In their longitudinal analysis, Faustini et al. observed that subclinical MRI based inflammation can considerably predict risk of patients with PsO progressing to PsA [14]. However, the mean follow-up period in this study was 426 ± 88 days. Event rates of patients with psoriasis evolving into PsA are very low. Hence, more studies are needed to address the predictive ability of these inflammatory lesions for future development of clinical arthritis.

Findings of the present study need to be interpreted cautiously, keeping in mind its limitations. The sample size was small to answer association of imaging variables with clinical features. Although inflammation is not well discriminated by low field magnets, overall this user-friendly scanner produces clinically appreciable results [25]. Absence of contrast enhancement in this study may have further affected reporting of synovitis and tenosynovitis. This has, however, been addressed by eliminating low scores of synovitis and tenosynovitis during analysis. Future studies should define threshold for clinically significant inflammatory findings.

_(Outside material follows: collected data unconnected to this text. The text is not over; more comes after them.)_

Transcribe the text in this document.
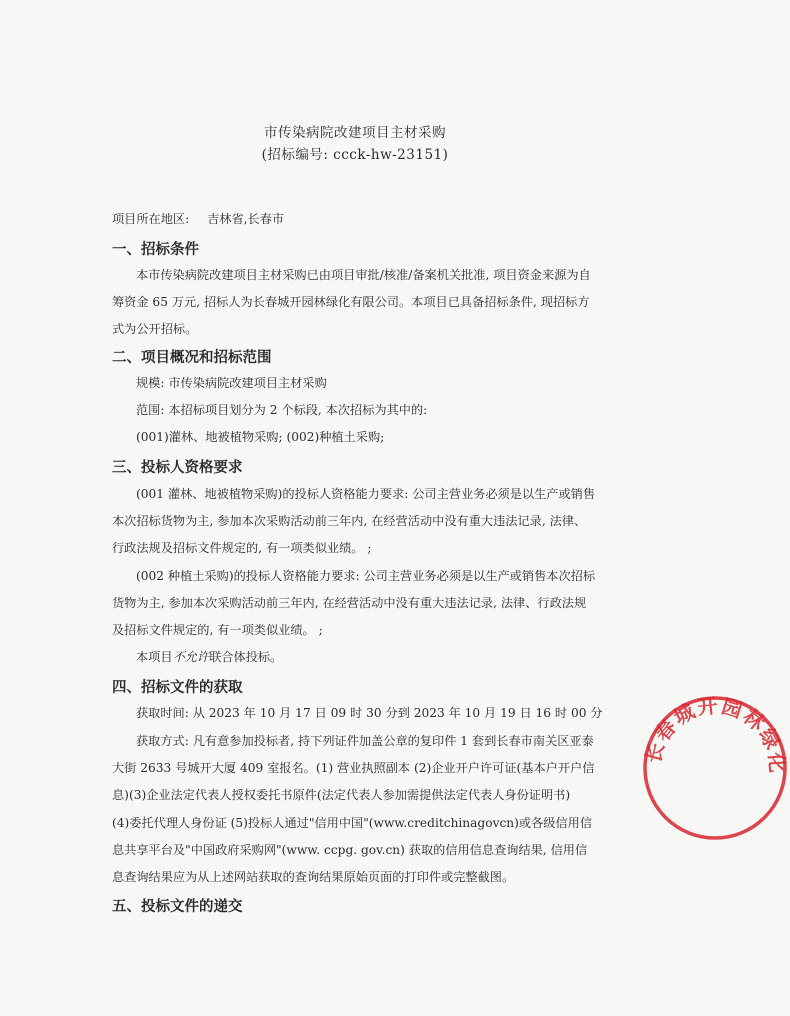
市传染病院改建项目主材采购
(招标编号: ccck-hw-23151)
项目所在地区: 吉林省,长春市
一、招标条件
本市传染病院改建项目主材采购已由项目审批/核准/备案机关批准, 项目资金来源为自
筹资金 65 万元, 招标人为长春城开园林绿化有限公司。本项目已具备招标条件, 现招标方
式为公开招标。
二、项目概况和招标范围
规模: 市传染病院改建项目主材采购
范围: 本招标项目划分为 2 个标段, 本次招标为其中的:
(001)灌林、地被植物采购; (002)种植土采购;
三、投标人资格要求
(001 灌林、地被植物采购)的投标人资格能力要求: 公司主营业务必须是以生产或销售
本次招标货物为主, 参加本次采购活动前三年内, 在经营活动中没有重大违法记录, 法律、
行政法规及招标文件规定的, 有一项类似业绩。 ;
(002 种植土采购)的投标人资格能力要求: 公司主营业务必须是以生产或销售本次招标
货物为主, 参加本次采购活动前三年内, 在经营活动中没有重大违法记录, 法律、行政法规
及招标文件规定的, 有一项类似业绩。 ;
本项目不允许联合体投标。
四、招标文件的获取
获取时间: 从 2023 年 10 月 17 日 09 时 30 分到 2023 年 10 月 19 日 16 时 00 分
获取方式: 凡有意参加投标者, 持下列证件加盖公章的复印件 1 套到长春市南关区亚泰
大街 2633 号城开大厦 409 室报名。(1) 营业执照副本 (2)企业开户许可证(基本户开户信
息)(3)企业法定代表人授权委托书原件(法定代表人参加需提供法定代表人身份证明书)
(4)委托代理人身份证 (5)投标人通过"信用中国"(www.creditchinagovcn)或各级信用信
息共享平台及"中国政府采购网"(www. ccpg. gov.cn) 获取的信用信息查询结果, 信用信
息查询结果应为从上述网站获取的查询结果原始页面的打印件或完整截图。
五、投标文件的递交
长春城开园林绿化
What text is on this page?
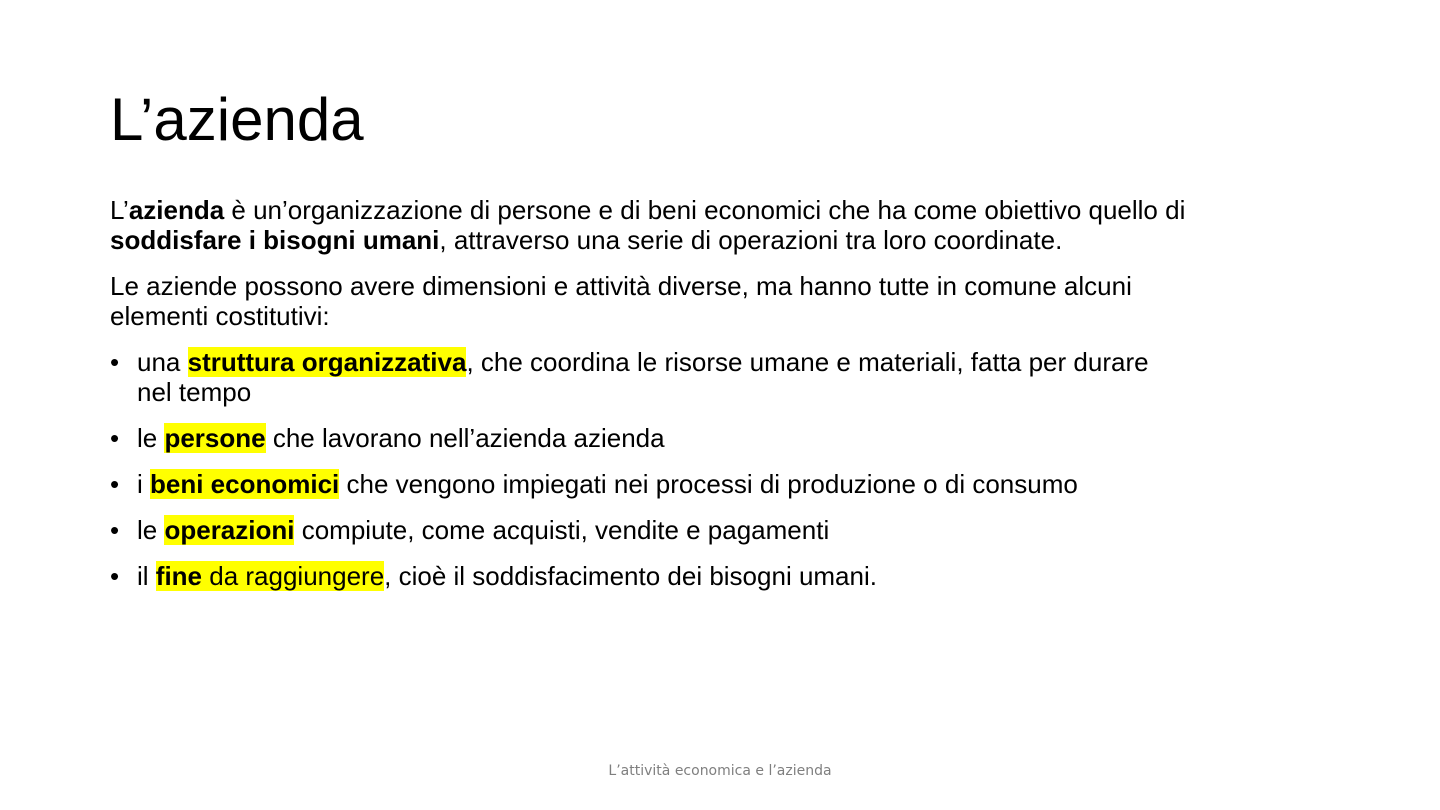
L’azienda

L’azienda è un’organizzazione di persone e di beni economici che ha come obiettivo quello di soddisfare i bisogni umani, attraverso una serie di operazioni tra loro coordinate.

Le aziende possono avere dimensioni e attività diverse, ma hanno tutte in comune alcuni elementi costitutivi:

• una struttura organizzativa, che coordina le risorse umane e materiali, fatta per durare nel tempo
• le persone che lavorano nell’azienda azienda
• i beni economici che vengono impiegati nei processi di produzione o di consumo
• le operazioni compiute, come acquisti, vendite e pagamenti
• il fine da raggiungere, cioè il soddisfacimento dei bisogni umani.
L’attività economica e l’azienda
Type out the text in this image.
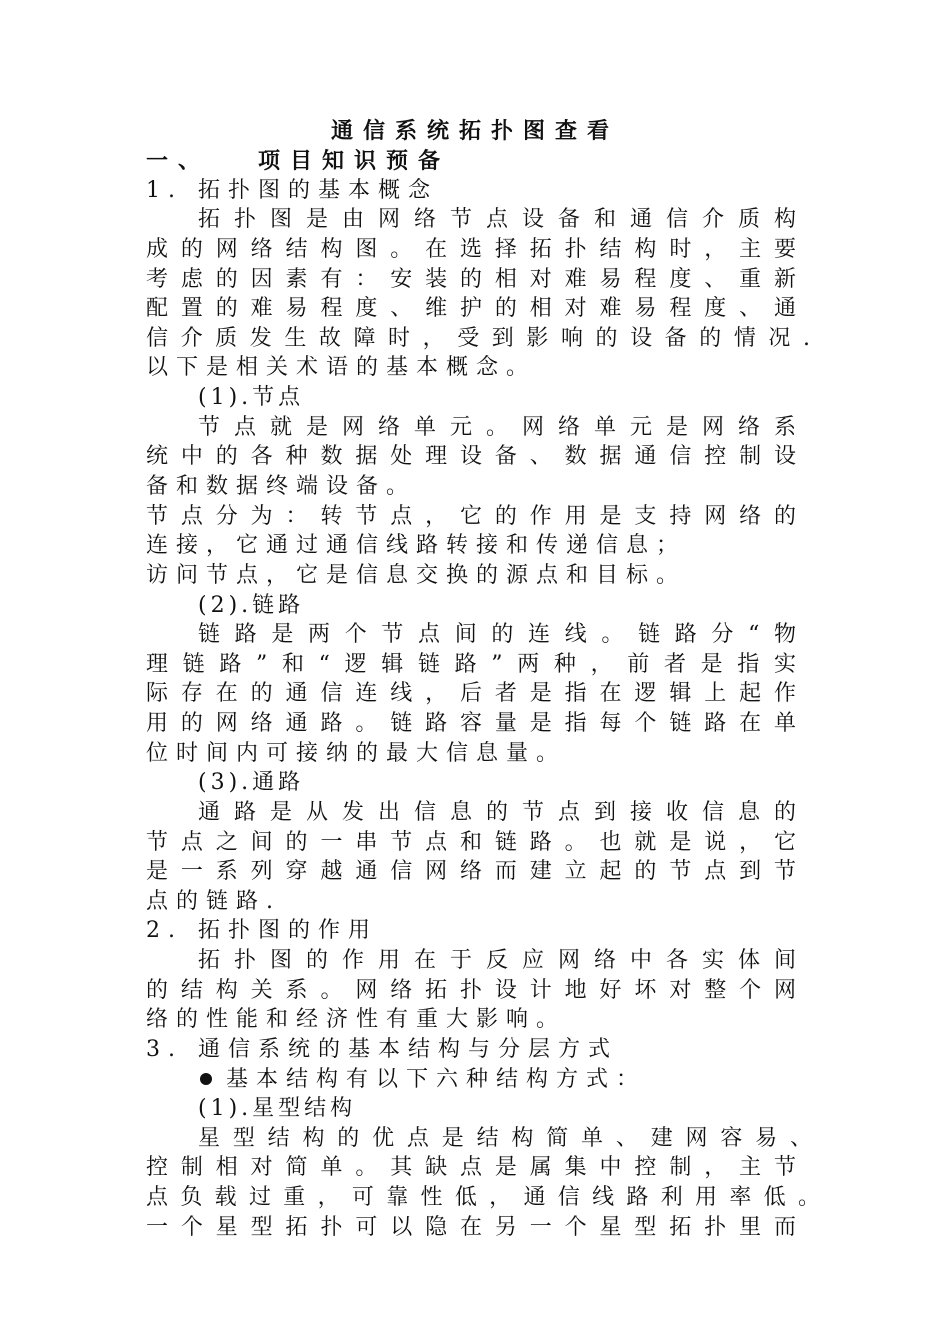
通信系统拓扑图查看
一、 项目知识预备
1. 拓扑图的基本概念
拓扑图是由网络节点设备和通信介质构
成的网络结构图。在选择拓扑结构时，主要
考虑的因素有：安装的相对难易程度、重新
配置的难易程度、维护的相对难易程度、通
信介质发生故障时，受到影响的设备的情况.
以下是相关术语的基本概念。
(1).节点
节点就是网络单元。网络单元是网络系
统中的各种数据处理设备、数据通信控制设
备和数据终端设备。
节点分为：转节点，它的作用是支持网络的
连接，它通过通信线路转接和传递信息；
访问节点，它是信息交换的源点和目标。
(2).链路
链路是两个节点间的连线。链路分“物
理链路”和“逻辑链路”两种，前者是指实
际存在的通信连线，后者是指在逻辑上起作
用的网络通路。链路容量是指每个链路在单
位时间内可接纳的最大信息量。
(3).通路
通路是从发出信息的节点到接收信息的
节点之间的一串节点和链路。也就是说，它
是一系列穿越通信网络而建立起的节点到节
点的链路.
2. 拓扑图的作用
拓扑图的作用在于反应网络中各实体间
的结构关系。网络拓扑设计地好坏对整个网
络的性能和经济性有重大影响。
3. 通信系统的基本结构与分层方式
基本结构有以下六种结构方式：
(1).星型结构
星型结构的优点是结构简单、建网容易、
控制相对简单。其缺点是属集中控制，主节
点负载过重，可靠性低，通信线路利用率低。
一个星型拓扑可以隐在另一个星型拓扑里而
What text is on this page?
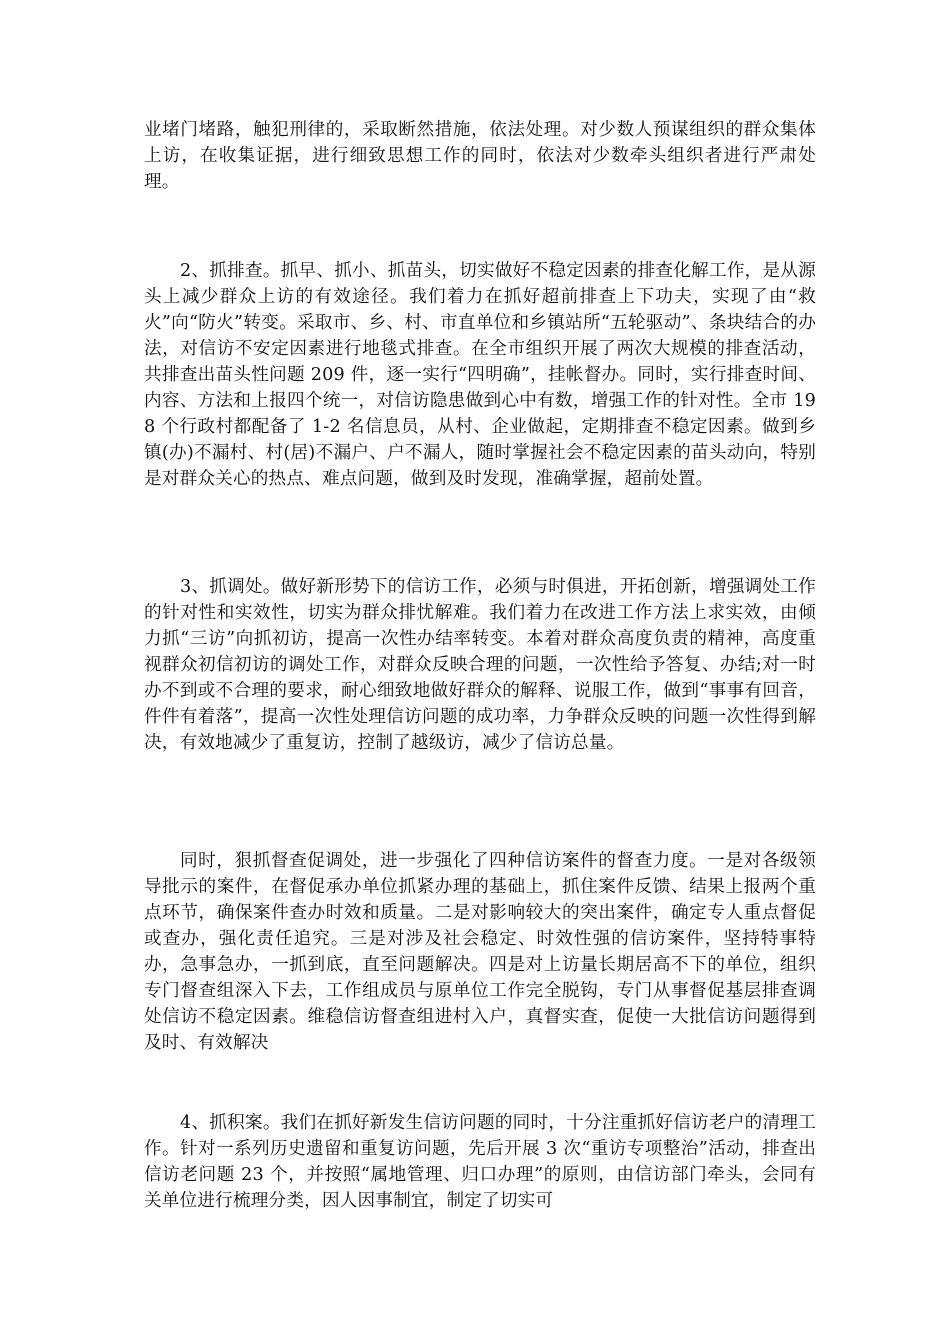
业堵门堵路，触犯刑律的，采取断然措施，依法处理。对少数人预谋组织的群众集体上访，在收集证据，进行细致思想工作的同时，依法对少数牵头组织者进行严肃处理。

2、抓排查。抓早、抓小、抓苗头，切实做好不稳定因素的排查化解工作，是从源头上减少群众上访的有效途径。我们着力在抓好超前排查上下功夫，实现了由“救火”向“防火”转变。采取市、乡、村、市直单位和乡镇站所“五轮驱动”、条块结合的办法，对信访不安定因素进行地毯式排查。在全市组织开展了两次大规模的排查活动，共排查出苗头性问题 209 件，逐一实行“四明确”，挂帐督办。同时，实行排查时间、内容、方法和上报四个统一，对信访隐患做到心中有数，增强工作的针对性。全市 198 个行政村都配备了 1-2 名信息员，从村、企业做起，定期排查不稳定因素。做到乡镇(办)不漏村、村(居)不漏户、户不漏人，随时掌握社会不稳定因素的苗头动向，特别是对群众关心的热点、难点问题，做到及时发现，准确掌握，超前处置。

3、抓调处。做好新形势下的信访工作，必须与时俱进，开拓创新，增强调处工作的针对性和实效性，切实为群众排忧解难。我们着力在改进工作方法上求实效，由倾力抓“三访”向抓初访，提高一次性办结率转变。本着对群众高度负责的精神，高度重视群众初信初访的调处工作，对群众反映合理的问题，一次性给予答复、办结;对一时办不到或不合理的要求，耐心细致地做好群众的解释、说服工作，做到“事事有回音，件件有着落”，提高一次性处理信访问题的成功率，力争群众反映的问题一次性得到解决，有效地减少了重复访，控制了越级访，减少了信访总量。

同时，狠抓督查促调处，进一步强化了四种信访案件的督查力度。一是对各级领导批示的案件，在督促承办单位抓紧办理的基础上，抓住案件反馈、结果上报两个重点环节，确保案件查办时效和质量。二是对影响较大的突出案件，确定专人重点督促或查办，强化责任追究。三是对涉及社会稳定、时效性强的信访案件，坚持特事特办，急事急办，一抓到底，直至问题解决。四是对上访量长期居高不下的单位，组织专门督查组深入下去，工作组成员与原单位工作完全脱钩，专门从事督促基层排查调处信访不稳定因素。维稳信访督查组进村入户，真督实查，促使一大批信访问题得到及时、有效解决

4、抓积案。我们在抓好新发生信访问题的同时，十分注重抓好信访老户的清理工作。针对一系列历史遗留和重复访问题，先后开展 3 次“重访专项整治”活动，排查出信访老问题 23 个，并按照“属地管理、归口办理”的原则，由信访部门牵头，会同有关单位进行梳理分类，因人因事制宜，制定了切实可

The major strength of this study is perhaps addressing a research area with scarcity of data, as well as adding new data to the existing evidence of subclinical inflammatory findings in PsO patients without arthritis. A composite index to predict onset of PsA encompassing genetics, imaging variables, inflammatory markers, and cytokine profile, along with clinical characteristics at baseline is a future goal.

Conclusion

In conclusion, this study has provided valuable information into the concept of subclinical arthritis in psoriatic patients without clinical arthritis, demonstrating high prevalence of MRI-based inflammation in this subgroup.